The question asks to determine the smallest number of trials n such that a certain probability (typically P(X ≥ 1) or a complement probability) meets or exceeds a given threshold.
On a given day, an automatic checkout triggers 15 checks. The probability that a check reveals an error is $p = 0.165$. The detection of an error during a check is independent of other checks. We denote $X$ the random variable equal to the number of errors detected during the checks on this day.
We admit that the random variable $X$ follows a binomial distribution. Specify its parameters.
Determine the probability that exactly 5 errors are detected. The answer will be given rounded to the nearest hundredth.
Determine the probability that at least one error is detected.

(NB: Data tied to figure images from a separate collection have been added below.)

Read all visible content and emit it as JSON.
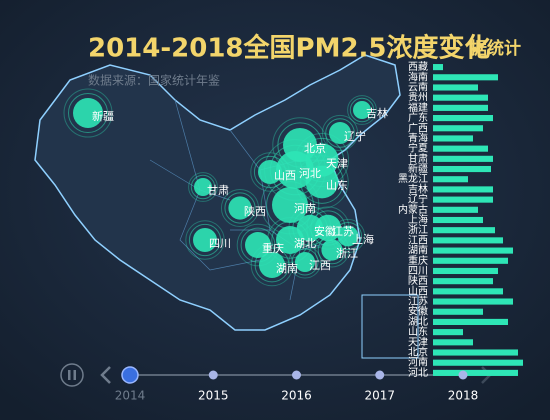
{
  "chart_data": [
    {
      "type": "map-bubble",
      "title": "2014-2018全国PM2.5浓度变化",
      "subtitle": "数据来源：国家统计年鉴",
      "categories": [
        "新疆",
        "吉林",
        "辽宁",
        "北京",
        "天津",
        "甘肃",
        "山西",
        "河北",
        "山东",
        "陕西",
        "河南",
        "安徽",
        "江苏",
        "上海",
        "四川",
        "重庆",
        "湖北",
        "浙江",
        "湖南",
        "江西"
      ],
      "values": [
        75,
        45,
        55,
        85,
        83,
        45,
        60,
        95,
        82,
        58,
        90,
        66,
        66,
        52,
        60,
        65,
        70,
        53,
        65,
        50
      ],
      "color": "#2ee6b6"
    },
    {
      "type": "bar",
      "title": "据统计",
      "categories": [
        "西藏",
        "海南",
        "云南",
        "贵州",
        "福建",
        "广东",
        "广西",
        "青海",
        "宁夏",
        "甘肃",
        "新疆",
        "黑龙江",
        "吉林",
        "辽宁",
        "内蒙古",
        "上海",
        "浙江",
        "江西",
        "湖南",
        "重庆",
        "四川",
        "陕西",
        "山西",
        "江苏",
        "安徽",
        "湖北",
        "山东",
        "天津",
        "北京",
        "河南",
        "河北"
      ],
      "values": [
        10,
        65,
        45,
        55,
        55,
        60,
        50,
        40,
        55,
        60,
        58,
        35,
        60,
        60,
        45,
        50,
        62,
        70,
        80,
        75,
        65,
        60,
        70,
        80,
        50,
        75,
        30,
        40,
        85,
        90,
        85
      ],
      "xlim": [
        0,
        100
      ],
      "color": "#2ee6b6"
    }
  ],
  "timeline": {
    "years": [
      2014,
      2015,
      2016,
      2017,
      2018
    ],
    "current": 0
  }
}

The answer will be given rounded to the nearest hundredth.
We wish to modify the number of checks triggered by the checkout so that the probability that at least one error is detected each day is greater than $99\%$. Determine the number of checks that the checkout must trigger each day for this constraint to be satisfied.

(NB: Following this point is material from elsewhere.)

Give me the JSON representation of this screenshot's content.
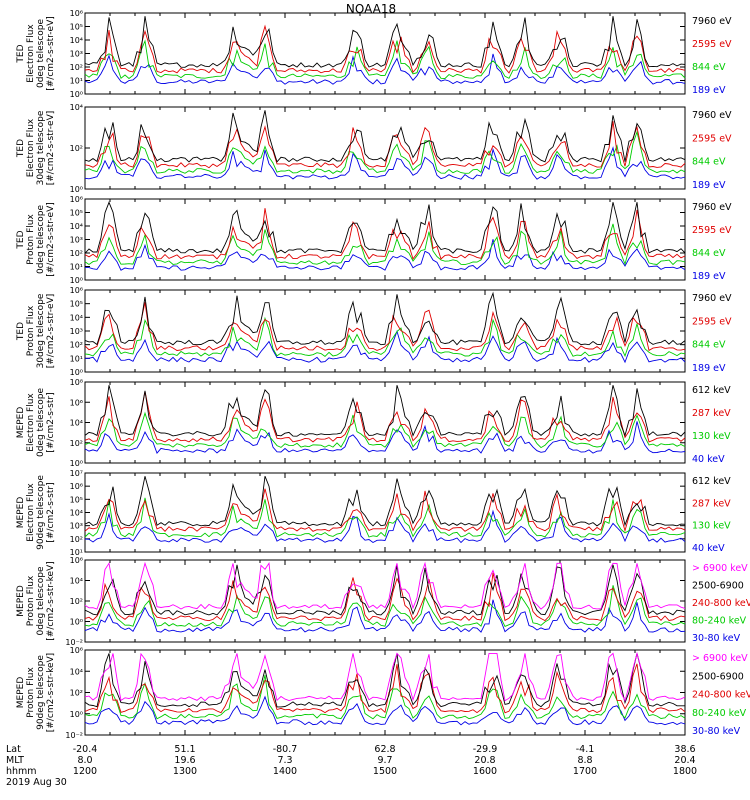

The minimum number of times one has to toss a fair coin so that the probability of observing at least one head is at least $90 \%$ is: (1) 2 (2) 4 (3) 5 (4) 3
In a bombing attack, there is $50\%$ chance that a bomb will hit the target. At least two independent hits are required to destroy the target completely. Then the minimum number of bombs, that must be dropped to ensure that the probability of the target being destroyed is at least $0.99$, is ...